There are several ways of answering this question. We might consider whether choosing a riskier profession displays heroic qualities, especially if the risks relate in some way to helping or protecting others, or doing work that others would rather avoid even though it is commendable work. We might draw a distinction between the obligatory and the supererogatory and on this basis determine what it takes to answer the call of duty and what is over and above the call of duty. We might look at how much courage is needed to undertake certain risks – even those one is obliged to face – and judge on this basis. Or we might think that the label ‘hero’ is serving a slightly different function in this context. It could be that the description is a part of our own duty of reciprocity. Again, thinking back to the debates around resilience planning for pandemic influenza, the duty of to care was often considered alongside what reciprocal duties were owed to those who answered the call. The demands of reciprocity included adequate personal protective equipment, prioritisation when it came to treatment/vaccination, protection from legal action when acting reasonably in an extended role, and compensation for loss of life, amongst other things.
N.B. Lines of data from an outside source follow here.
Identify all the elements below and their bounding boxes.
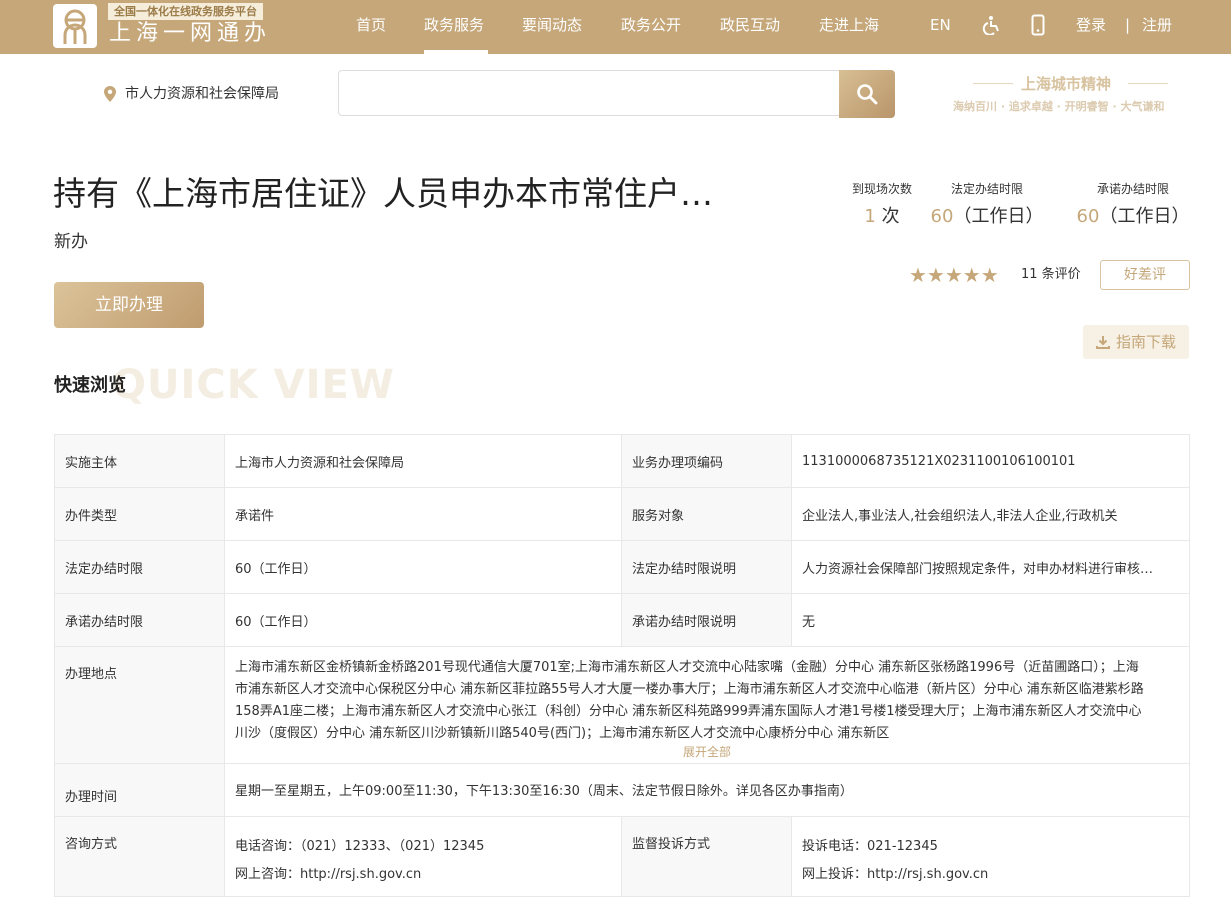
table-label: 法定办结时限 (54, 540, 225, 594)
address-cell: 上海市浦东新区金桥镇新金桥路201号现代通信大厦701室;上海市浦东新区人才交流… (224, 646, 1190, 764)
table-label: 办件类型 (54, 487, 225, 541)
download-icon (1095, 336, 1110, 349)
nav-interaction[interactable]: 政民互动 (720, 14, 780, 36)
search-icon (857, 84, 878, 105)
table-label: 办理地点 (54, 646, 225, 764)
review-count[interactable]: 11 条评价 (1021, 265, 1081, 285)
login-link[interactable]: 登录 (1076, 14, 1106, 36)
nav-active-indicator (424, 50, 488, 54)
table-value: 承诺件 (224, 487, 622, 541)
logo-name[interactable]: 上海一网通办 (109, 20, 271, 48)
address-text: 上海市浦东新区金桥镇新金桥路201号现代通信大厦701室;上海市浦东新区人才交流… (235, 660, 1144, 741)
city-spirit-title: 上海城市精神 (1021, 75, 1112, 93)
guide-download-button[interactable]: 指南下载 (1083, 325, 1189, 359)
expand-all-link[interactable]: 展开全部 (225, 741, 1189, 763)
table-label: 监督投诉方式 (621, 816, 792, 897)
stat-value: 60（工作日） (930, 206, 1044, 227)
nav-gov-services[interactable]: 政务服务 (424, 14, 484, 36)
login-separator: | (1125, 16, 1131, 34)
complaint-cell: 投诉电话：021-12345 网上投诉：http://rsj.sh.gov.cn (791, 816, 1190, 897)
stat-visits: 到现场次数 1 次 (834, 180, 930, 230)
guide-download-label: 指南下载 (1115, 333, 1176, 351)
nav-about-shanghai[interactable]: 走进上海 (819, 14, 879, 36)
table-row: 承诺办结时限 60（工作日） 承诺办结时限说明 无 (54, 593, 1190, 647)
stat-value: 60（工作日） (1076, 206, 1190, 227)
table-label: 业务办理项编码 (621, 434, 792, 488)
table-value: 无 (791, 593, 1190, 647)
table-value: 上海市人力资源和社会保障局 (224, 434, 622, 488)
contact-phone: 电话咨询：（021）12333、（021）12345 (235, 839, 485, 854)
table-value: 1131000068735121X0231100106100101 (791, 434, 1190, 488)
table-label: 服务对象 (621, 487, 792, 541)
logo-icon[interactable] (53, 4, 97, 48)
stat-value: 1 次 (864, 206, 900, 227)
table-label: 承诺办结时限说明 (621, 593, 792, 647)
nav-home[interactable]: 首页 (356, 14, 386, 36)
nav-news[interactable]: 要闻动态 (522, 14, 582, 36)
table-label: 承诺办结时限 (54, 593, 225, 647)
quick-view-table: 实施主体 上海市人力资源和社会保障局 业务办理项编码 1131000068735… (54, 434, 1190, 897)
table-value[interactable]: 人力资源社会保障部门按照规定条件，对申办材料进行审核… (791, 540, 1190, 594)
accessibility-icon[interactable] (982, 15, 1000, 41)
search-button[interactable] (839, 70, 895, 118)
department-selector[interactable]: 市人力资源和社会保障局 (125, 84, 279, 104)
table-row-address: 办理地点 上海市浦东新区金桥镇新金桥路201号现代通信大厦701室;上海市浦东新… (54, 646, 1190, 764)
nav-gov-disclosure[interactable]: 政务公开 (621, 14, 681, 36)
table-row: 实施主体 上海市人力资源和社会保障局 业务办理项编码 1131000068735… (54, 434, 1190, 488)
stat-label: 承诺办结时限 (1096, 182, 1169, 196)
top-navigation-bar: 全国一体化在线政务服务平台 上海一网通办 首页 政务服务 要闻动态 政务公开 政… (0, 0, 1231, 54)
contact-cell: 电话咨询：（021）12333、（021）12345 网上咨询：http://r… (224, 816, 622, 897)
apply-now-button[interactable]: 立即办理 (54, 282, 204, 328)
city-spirit-subtitle: 海纳百川 · 追求卓越 · 开明睿智 · 大气谦和 (953, 100, 1165, 113)
stat-promised-deadline: 承诺办结时限 60（工作日） (1070, 180, 1196, 230)
table-row: 法定办结时限 60（工作日） 法定办结时限说明 人力资源社会保障部门按照规定条件… (54, 540, 1190, 594)
spirit-divider-left (973, 83, 1013, 84)
complaint-web[interactable]: 网上投诉：http://rsj.sh.gov.cn (802, 861, 1179, 889)
table-value: 企业法人,事业法人,社会组织法人,非法人企业,行政机关 (791, 487, 1190, 541)
quick-view-watermark: QUICK VIEW (112, 362, 395, 408)
contact-web[interactable]: 网上咨询：http://rsj.sh.gov.cn (235, 861, 611, 889)
page-title: 持有《上海市居住证》人员申办本市常住户… (53, 174, 713, 213)
review-button[interactable]: 好差评 (1100, 260, 1190, 290)
item-subtitle: 新办 (54, 232, 88, 252)
language-toggle[interactable]: EN (930, 14, 951, 36)
mobile-icon[interactable] (1031, 14, 1045, 42)
stat-label: 法定办结时限 (950, 182, 1023, 196)
spirit-divider-right (1128, 83, 1168, 84)
table-row: 办件类型 承诺件 服务对象 企业法人,事业法人,社会组织法人,非法人企业,行政机… (54, 487, 1190, 541)
stat-label: 到现场次数 (851, 182, 912, 196)
stat-legal-deadline: 法定办结时限 60（工作日） (924, 180, 1050, 230)
complaint-phone: 投诉电话：021-12345 (802, 839, 938, 854)
table-label: 咨询方式 (54, 816, 225, 897)
table-label: 实施主体 (54, 434, 225, 488)
logo-tagline: 全国一体化在线政务服务平台 (108, 3, 263, 20)
rating-stars: ★★★★★ (909, 263, 999, 287)
quick-view-title: 快速浏览 (54, 375, 126, 396)
table-value: 60（工作日） (224, 540, 622, 594)
search-input[interactable] (338, 70, 840, 116)
table-label: 办理时间 (54, 763, 225, 817)
table-row-hours: 办理时间 星期一至星期五，上午09:00至11:30，下午13:30至16:30… (54, 763, 1190, 817)
table-label: 法定办结时限说明 (621, 540, 792, 594)
table-row-contact: 咨询方式 电话咨询：（021）12333、（021）12345 网上咨询：htt… (54, 816, 1190, 897)
table-value: 60（工作日） (224, 593, 622, 647)
table-value: 星期一至星期五，上午09:00至11:30，下午13:30至16:30（周末、法… (224, 763, 1190, 817)
location-pin-icon (104, 86, 116, 106)
register-link[interactable]: 注册 (1142, 14, 1172, 36)
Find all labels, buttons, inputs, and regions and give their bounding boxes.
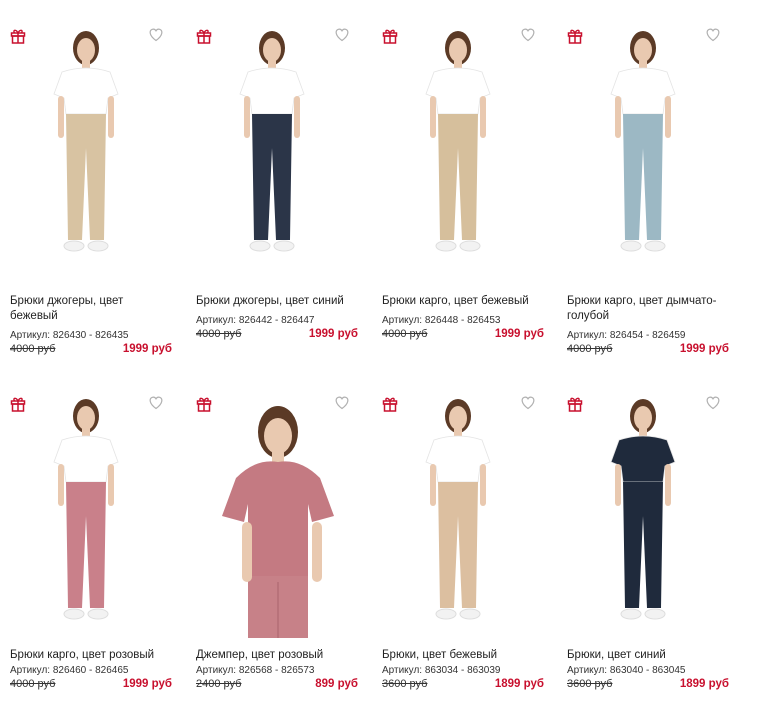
product-photo[interactable] [372,18,544,280]
product-sku: Артикул: 826454 - 826459 [567,330,686,341]
gift-icon[interactable] [382,28,398,44]
model-figure [610,399,676,620]
old-price: 3600 руб [382,678,428,690]
model-figure [425,31,491,252]
product-title[interactable]: Брюки, цвет бежевый [382,648,542,663]
old-price: 4000 руб [567,343,613,355]
model-figure [425,399,491,620]
product-photo[interactable] [372,386,544,638]
product-sku: Артикул: 826448 - 826453 [382,315,501,326]
model-figure [53,31,119,252]
heart-icon[interactable] [148,395,164,410]
product-photo[interactable] [186,386,358,638]
sale-price: 1999 руб [122,678,172,690]
sale-price: 899 руб [315,678,358,690]
sale-price: 1999 руб [308,328,358,340]
product-card[interactable]: Брюки, цвет синий Артикул: 863040 - 8630… [557,386,729,706]
gift-icon[interactable] [10,396,26,412]
product-photo[interactable] [0,386,172,638]
product-photo[interactable] [557,386,729,638]
old-price: 4000 руб [10,678,56,690]
gift-icon[interactable] [382,396,398,412]
gift-icon[interactable] [196,28,212,44]
product-sku: Артикул: 826430 - 826435 [10,330,129,341]
product-card[interactable]: Брюки джогеры, цвет бежевый Артикул: 826… [0,18,172,358]
product-sku: Артикул: 863040 - 863045 [567,665,686,676]
model-figure [239,31,305,252]
product-card[interactable]: Брюки джогеры, цвет синий Артикул: 82644… [186,18,358,358]
product-title[interactable]: Джемпер, цвет розовый [196,648,356,663]
heart-icon[interactable] [705,27,721,42]
product-photo[interactable] [186,18,358,280]
sale-price: 1999 руб [122,343,172,355]
product-title[interactable]: Брюки джогеры, цвет бежевый [10,294,170,324]
product-card[interactable]: Брюки карго, цвет дымчато-голубой Артику… [557,18,729,358]
gift-icon[interactable] [10,28,26,44]
heart-icon[interactable] [334,395,350,410]
heart-icon[interactable] [520,27,536,42]
old-price: 4000 руб [196,328,242,340]
product-title[interactable]: Брюки джогеры, цвет синий [196,294,356,309]
sale-price: 1899 руб [679,678,729,690]
model-figure [53,399,119,620]
product-card[interactable]: Джемпер, цвет розовый Артикул: 826568 - … [186,386,358,706]
product-card[interactable]: Брюки карго, цвет розовый Артикул: 82646… [0,386,172,706]
old-price: 4000 руб [10,343,56,355]
gift-icon[interactable] [567,28,583,44]
product-title[interactable]: Брюки, цвет синий [567,648,727,663]
product-title[interactable]: Брюки карго, цвет бежевый [382,294,542,309]
sale-price: 1999 руб [494,328,544,340]
product-grid: Брюки джогеры, цвет бежевый Артикул: 826… [0,0,772,716]
product-sku: Артикул: 826442 - 826447 [196,315,315,326]
old-price: 2400 руб [196,678,242,690]
product-sku: Артикул: 826568 - 826573 [196,665,315,676]
product-title[interactable]: Брюки карго, цвет дымчато-голубой [567,294,727,324]
gift-icon[interactable] [567,396,583,412]
product-photo[interactable] [0,18,172,280]
sale-price: 1999 руб [679,343,729,355]
gift-icon[interactable] [196,396,212,412]
product-card[interactable]: Брюки карго, цвет бежевый Артикул: 82644… [372,18,544,358]
product-photo[interactable] [557,18,729,280]
product-sku: Артикул: 826460 - 826465 [10,665,129,676]
heart-icon[interactable] [520,395,536,410]
heart-icon[interactable] [148,27,164,42]
product-card[interactable]: Брюки, цвет бежевый Артикул: 863034 - 86… [372,386,544,706]
old-price: 4000 руб [382,328,428,340]
product-sku: Артикул: 863034 - 863039 [382,665,501,676]
old-price: 3600 руб [567,678,613,690]
model-figure [610,31,676,252]
product-title[interactable]: Брюки карго, цвет розовый [10,648,170,663]
heart-icon[interactable] [705,395,721,410]
model-figure [222,406,334,638]
heart-icon[interactable] [334,27,350,42]
sale-price: 1899 руб [494,678,544,690]
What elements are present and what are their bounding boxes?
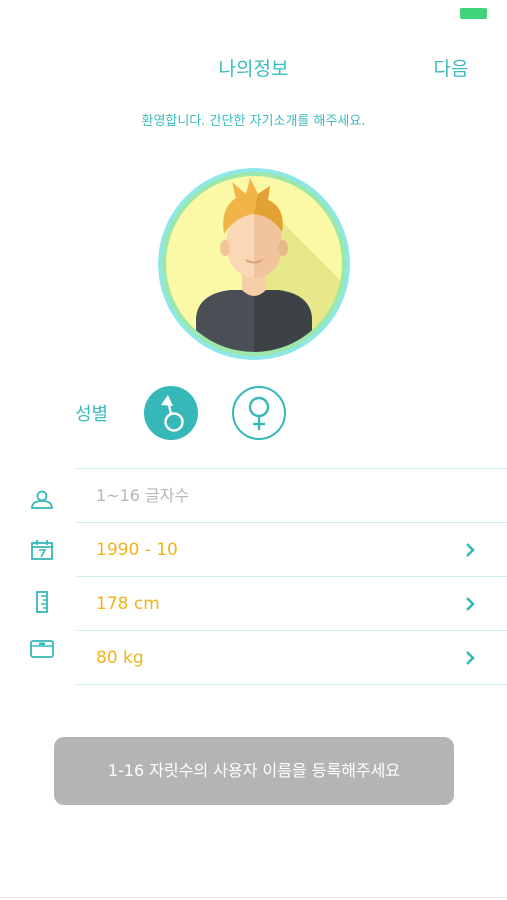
ruler-icon: [36, 591, 48, 613]
next-button[interactable]: 다음: [426, 54, 476, 81]
divider: [76, 684, 507, 685]
calendar-icon: [31, 540, 53, 560]
gender-label: 성별: [75, 404, 109, 425]
divider: [76, 468, 507, 469]
nickname-input[interactable]: [96, 482, 476, 508]
divider: [0, 897, 507, 898]
gender-male-button[interactable]: [144, 386, 198, 440]
toast-message: 1-16 자릿수의 사용자 이름을 등록해주세요: [54, 737, 454, 805]
male-avatar-illustration: [158, 168, 350, 360]
user-icon: [31, 490, 53, 509]
chevron-right-icon: [466, 543, 475, 557]
gender-female-button[interactable]: [232, 386, 286, 440]
birth-value: 1990 - 10: [96, 540, 178, 560]
chevron-right-icon: [466, 651, 475, 665]
height-value: 178 cm: [96, 594, 160, 614]
chevron-right-icon: [466, 597, 475, 611]
male-symbol-icon: [161, 395, 184, 432]
profile-setup-screen: 나의정보 다음 환영합니다. 간단한 자기소개를 해주세요. 성별 1~16 글…: [0, 0, 507, 900]
female-symbol-icon: [248, 396, 270, 430]
welcome-message: 환영합니다. 간단한 자기소개를 해주세요.: [141, 114, 366, 129]
weight-value: 80 kg: [96, 648, 144, 668]
avatar[interactable]: [158, 168, 350, 360]
scale-icon: [30, 640, 54, 658]
battery-icon: [460, 8, 487, 19]
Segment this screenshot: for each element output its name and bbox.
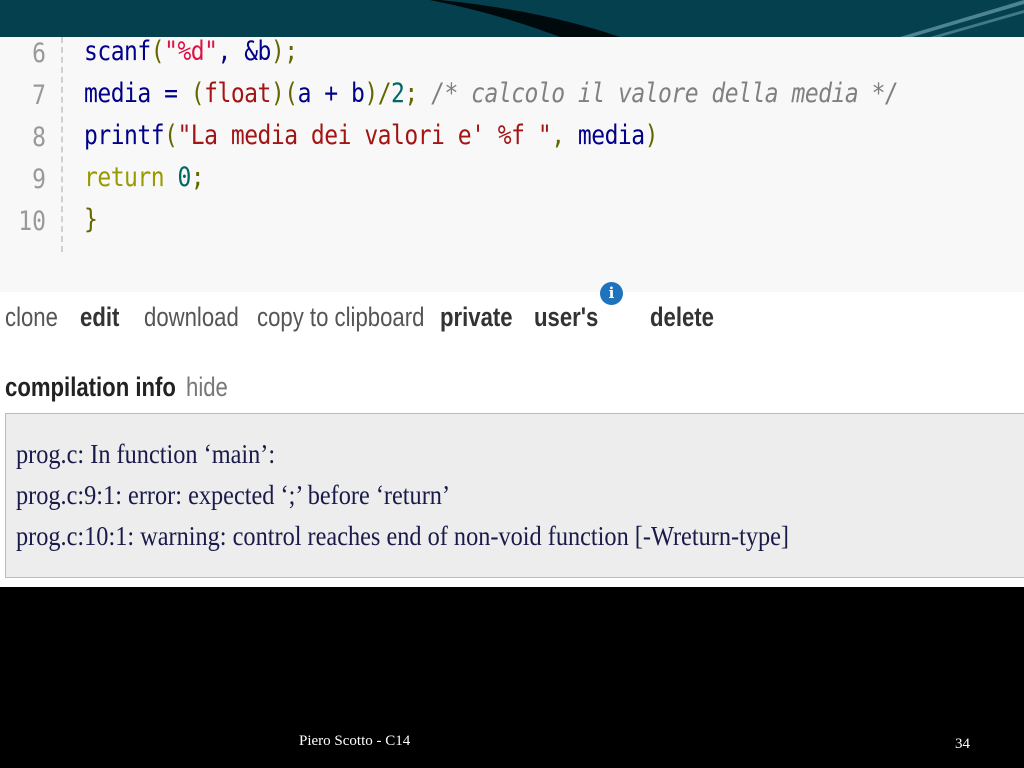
line-number: 6 (32, 39, 46, 69)
slide-header-band (0, 0, 1024, 37)
code-token: ( (164, 121, 178, 151)
slide-header-decoration (430, 0, 1024, 37)
code-token: printf (84, 121, 165, 151)
line-number: 7 (32, 81, 46, 111)
code-token: )( (270, 79, 298, 109)
compile-message-line: prog.c: In function ‘main’: (16, 439, 276, 469)
code-text: scanf("%d", &b); (84, 37, 298, 67)
code-token: "La media dei valori e' %f " (177, 121, 552, 151)
code-token: a + b (297, 79, 365, 109)
code-token: ; (404, 79, 432, 109)
code-token: 2 (391, 79, 405, 109)
compilation-info-header: compilation info hide (0, 367, 1024, 407)
code-token: ( (150, 37, 165, 67)
code-token: float (204, 79, 271, 109)
line-number: 10 (18, 207, 46, 237)
users-link[interactable]: user's (534, 292, 598, 342)
code-token: scanf (84, 37, 151, 67)
copy-to-clipboard-link[interactable]: copy to clipboard (257, 292, 424, 342)
compile-message-line: prog.c:9:1: error: expected ‘;’ before ‘… (16, 480, 451, 510)
code-token: "%d" (164, 37, 218, 67)
code-token: )/ (364, 79, 392, 109)
code-token: /* calcolo il valore della media */ (431, 79, 899, 109)
code-line: 8 printf("La media dei valori e' %f ", me… (0, 115, 1024, 155)
code-text: printf("La media dei valori e' %f ", med… (84, 121, 659, 151)
clone-link[interactable]: clone (5, 292, 58, 342)
code-line: 6 scanf("%d", &b); (0, 37, 1024, 71)
code-token: media (577, 121, 645, 151)
compilation-output: prog.c: In function ‘main’: prog.c:9:1: … (5, 413, 1024, 578)
footer-author: Piero Scotto - C14 (299, 733, 411, 749)
code-viewer: 6 scanf("%d", &b); 7 media = (float)(a + b)… (0, 37, 1024, 292)
private-toggle[interactable]: private (440, 292, 513, 342)
code-token: return (84, 163, 178, 193)
code-text: return 0; (84, 163, 205, 193)
edit-link[interactable]: edit (80, 292, 119, 342)
code-token: } (84, 205, 98, 235)
line-number: 8 (32, 123, 46, 153)
code-token: ; (190, 163, 205, 193)
action-bar: clone edit download copy to clipboard pr… (0, 292, 1024, 342)
delete-link[interactable]: delete (650, 292, 714, 342)
code-token: 0 (177, 163, 191, 193)
slide-page-number: 34 (955, 736, 970, 752)
code-token: media = (84, 79, 191, 109)
compile-message-line: prog.c:10:1: warning: control reaches en… (16, 521, 790, 551)
code-token: ) (644, 121, 659, 151)
code-token: , &b (217, 37, 272, 67)
compilation-info-title: compilation info (5, 372, 176, 402)
download-link[interactable]: download (144, 292, 239, 342)
code-text: media = (float)(a + b)/2; /* calcolo il … (84, 79, 899, 109)
code-text: } (84, 205, 98, 235)
code-line: 7 media = (float)(a + b)/2; /* calcolo il… (0, 73, 1024, 113)
code-line: 10} (0, 199, 1024, 239)
ideone-screenshot: 6 scanf("%d", &b); 7 media = (float)(a + b)… (0, 37, 1024, 587)
code-token: , (551, 121, 578, 151)
code-token: ( (190, 79, 205, 109)
code-line: 9 return 0; (0, 157, 1024, 197)
info-circle-icon[interactable]: i (600, 282, 623, 305)
hide-link[interactable]: hide (186, 367, 228, 407)
code-token: ); (270, 37, 298, 67)
line-number: 9 (32, 165, 46, 195)
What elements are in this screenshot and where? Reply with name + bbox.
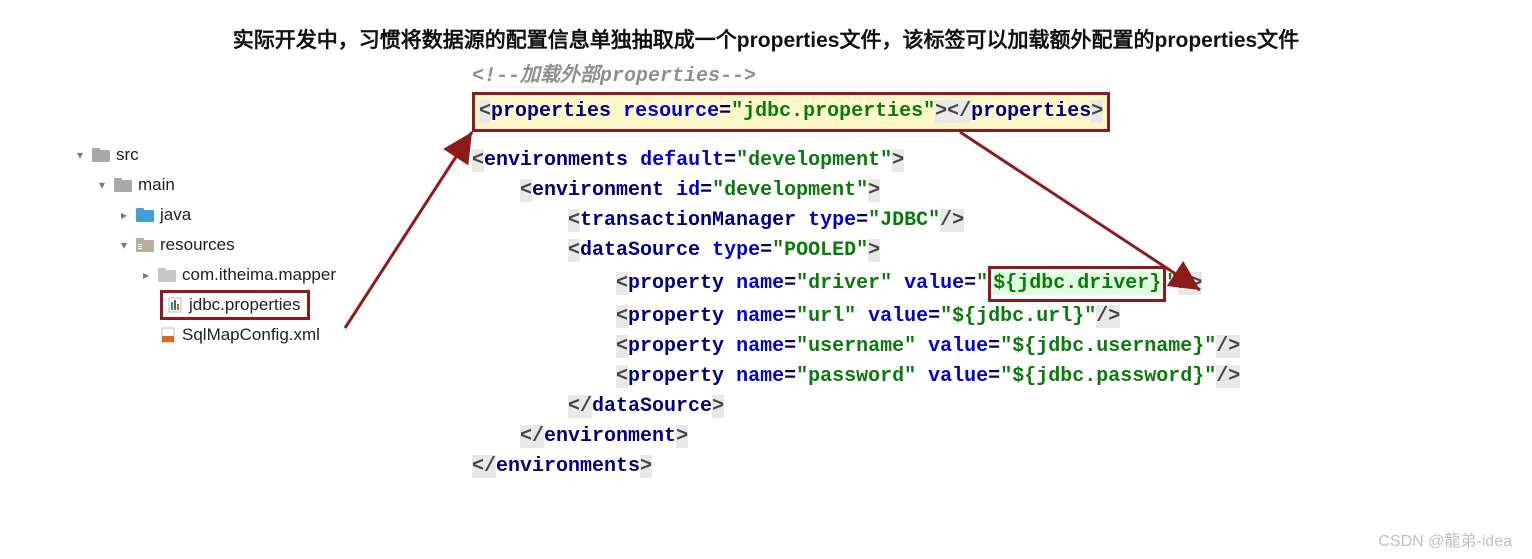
- code-line: <dataSource type="POOLED">: [472, 236, 1240, 266]
- tree-row-src[interactable]: ▾ src: [72, 140, 336, 170]
- code-line: <environments default="development">: [472, 146, 1240, 176]
- code-line-driver: <property name="driver" value="${jdbc.dr…: [472, 266, 1240, 302]
- watermark: CSDN @龍弟-idea: [1378, 527, 1512, 551]
- chevron-down-icon: ▾: [94, 178, 110, 192]
- code-line: <property name="username" value="${jdbc.…: [472, 332, 1240, 362]
- code-line: <property name="password" value="${jdbc.…: [472, 362, 1240, 392]
- tree-label: main: [138, 175, 175, 195]
- code-line: </environment>: [472, 422, 1240, 452]
- chevron-down-icon: ▾: [72, 148, 88, 162]
- folder-icon: [136, 208, 154, 222]
- tree-label: com.itheima.mapper: [182, 265, 336, 285]
- code-line-properties: <properties resource="jdbc.properties"><…: [472, 92, 1240, 132]
- code-line: <property name="url" value="${jdbc.url}"…: [472, 302, 1240, 332]
- xml-file-icon: [160, 327, 176, 343]
- tree-row-jdbc[interactable]: jdbc.properties: [160, 290, 336, 320]
- tree-label: java: [160, 205, 191, 225]
- tree-label: src: [116, 145, 139, 165]
- properties-file-icon: [167, 297, 183, 313]
- code-line: <transactionManager type="JDBC"/>: [472, 206, 1240, 236]
- code-line-comment: <!--加载外部properties-->: [472, 62, 1240, 92]
- tree-row-java[interactable]: ▸ java: [116, 200, 336, 230]
- tree-row-sqlmap[interactable]: SqlMapConfig.xml: [160, 320, 336, 350]
- chevron-right-icon: ▸: [138, 268, 154, 282]
- folder-icon: [158, 268, 176, 282]
- code-block: <!--加载外部properties--> <properties resour…: [472, 62, 1240, 482]
- chevron-down-icon: ▾: [116, 238, 132, 252]
- tree-label: SqlMapConfig.xml: [182, 325, 320, 345]
- code-line: </environments>: [472, 452, 1240, 482]
- file-tree: ▾ src ▾ main ▸ java ▾ resources: [72, 140, 336, 350]
- folder-icon: [114, 178, 132, 192]
- folder-icon: [136, 238, 154, 252]
- chevron-right-icon: ▸: [116, 208, 132, 222]
- code-line: <environment id="development">: [472, 176, 1240, 206]
- tree-row-main[interactable]: ▾ main: [94, 170, 336, 200]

These are all ways in which the risks taken could be properly acknowledged – even though those concerned could be described as ‘just doing their job’. So perhaps what the term ‘hero’ suggests here is genuine moral admiration for undertaking morally worthy work, and perhaps this is what is reciprocally owed to everyone who does their job despite the risks and under difficult circumstances. After all, I have little difficulty in describing as heroes the West African local healthcare workers who cared for the Ebola sick, dying and dead with little or no personal protective equipment when they could simply have stayed away, and reduced their level of risk to that faced by the general population. They too were ‘just doing their job’.